The Risk Maturity Model for Enterprise Risk Management was developed in 2005 by risk professionals and LogicManager, and is a free assessment tool for risk professionals and executives to develop and improve sustainable enterprise risk management programs. The resource is available online, allowing organizations to score their risk programs and receive an immediately downloadable report, which details current maturity levels and offers suggestions for achieving a higher level of maturity in each of seven attributes.

“Enterprise Risk Management is a growing area of interest for academics, especially in the post financial crisis world,” said Mark Farrell, author of the paper and the Actuarial Science and Risk Management Programme Director at Queens University Management School of Belfast.

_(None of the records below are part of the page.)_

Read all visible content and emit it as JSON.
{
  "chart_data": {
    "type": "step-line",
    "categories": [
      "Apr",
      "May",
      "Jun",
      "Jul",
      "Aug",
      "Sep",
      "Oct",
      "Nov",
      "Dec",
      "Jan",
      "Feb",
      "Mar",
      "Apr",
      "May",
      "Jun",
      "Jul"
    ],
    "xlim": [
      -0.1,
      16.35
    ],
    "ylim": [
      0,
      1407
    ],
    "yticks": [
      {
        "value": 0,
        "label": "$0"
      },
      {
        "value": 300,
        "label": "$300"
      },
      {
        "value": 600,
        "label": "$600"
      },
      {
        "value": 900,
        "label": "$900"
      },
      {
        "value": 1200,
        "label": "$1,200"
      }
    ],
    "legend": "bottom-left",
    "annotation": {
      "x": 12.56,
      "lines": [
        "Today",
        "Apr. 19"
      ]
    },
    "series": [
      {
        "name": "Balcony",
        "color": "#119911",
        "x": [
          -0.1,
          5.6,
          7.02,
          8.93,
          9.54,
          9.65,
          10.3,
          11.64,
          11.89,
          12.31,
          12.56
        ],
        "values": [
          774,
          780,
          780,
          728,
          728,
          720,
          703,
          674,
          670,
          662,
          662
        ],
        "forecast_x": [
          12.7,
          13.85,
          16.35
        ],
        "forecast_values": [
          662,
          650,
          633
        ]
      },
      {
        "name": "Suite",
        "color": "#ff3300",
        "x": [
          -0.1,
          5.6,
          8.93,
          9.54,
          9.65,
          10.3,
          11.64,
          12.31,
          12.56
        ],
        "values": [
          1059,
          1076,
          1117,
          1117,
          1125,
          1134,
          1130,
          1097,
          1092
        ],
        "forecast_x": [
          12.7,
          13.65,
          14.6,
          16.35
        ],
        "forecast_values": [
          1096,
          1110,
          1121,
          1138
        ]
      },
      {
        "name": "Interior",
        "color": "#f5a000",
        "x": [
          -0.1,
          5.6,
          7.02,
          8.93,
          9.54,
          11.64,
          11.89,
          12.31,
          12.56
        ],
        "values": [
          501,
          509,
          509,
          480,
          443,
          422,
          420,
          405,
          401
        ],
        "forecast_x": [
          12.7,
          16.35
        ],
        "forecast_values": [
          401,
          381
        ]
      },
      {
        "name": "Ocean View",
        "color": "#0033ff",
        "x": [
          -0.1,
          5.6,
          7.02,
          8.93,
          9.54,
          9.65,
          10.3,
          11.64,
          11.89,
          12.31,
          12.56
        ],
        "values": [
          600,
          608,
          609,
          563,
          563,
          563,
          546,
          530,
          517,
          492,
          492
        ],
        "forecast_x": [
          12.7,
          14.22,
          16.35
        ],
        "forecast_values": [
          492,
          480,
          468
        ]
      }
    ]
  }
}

“We wanted to undertake a valuation maturity implication study on ERM and approached RIMS and LogicManager to provide data for the study, given the extensive ERM maturity model they had built and collected valuable data on over a period of time. The model and data provided key insights into this emerging academic field that have important practitioner implications in terms of where ERM focus should be directed to help extract value, from an ERM program,” Farrell said.

For many organizations, articulating the value of an enterprise risk management program can be one of the biggest challenges in implementation. Information in the study, however, suggests that the value link is clear.

“Although the study necessarily focused on publicly traded companies, the value proposition of enterprise risk management applies to not-for-profits and the public sector as well. In highlighting this research, we hope that more organizations will take advantage of the RIMS Risk Maturity Model to improve their risk practices and, in turn, create additional enterprise value,” said Carol Fox, RIMS director of strategic and enterprise practice.

According to Steven Minsky, CEO of LogicManager and developer of the RIMS Risk Maturity Model, the study’s findings provide evidence of profitability, which is critical for implementation across the sector.  

“Boards and ERM Committees now have an actionable internal roadmap and a corresponding return on investment measure to improve their enterprise risk management maturity from whatever level they are at today,” Minsky said.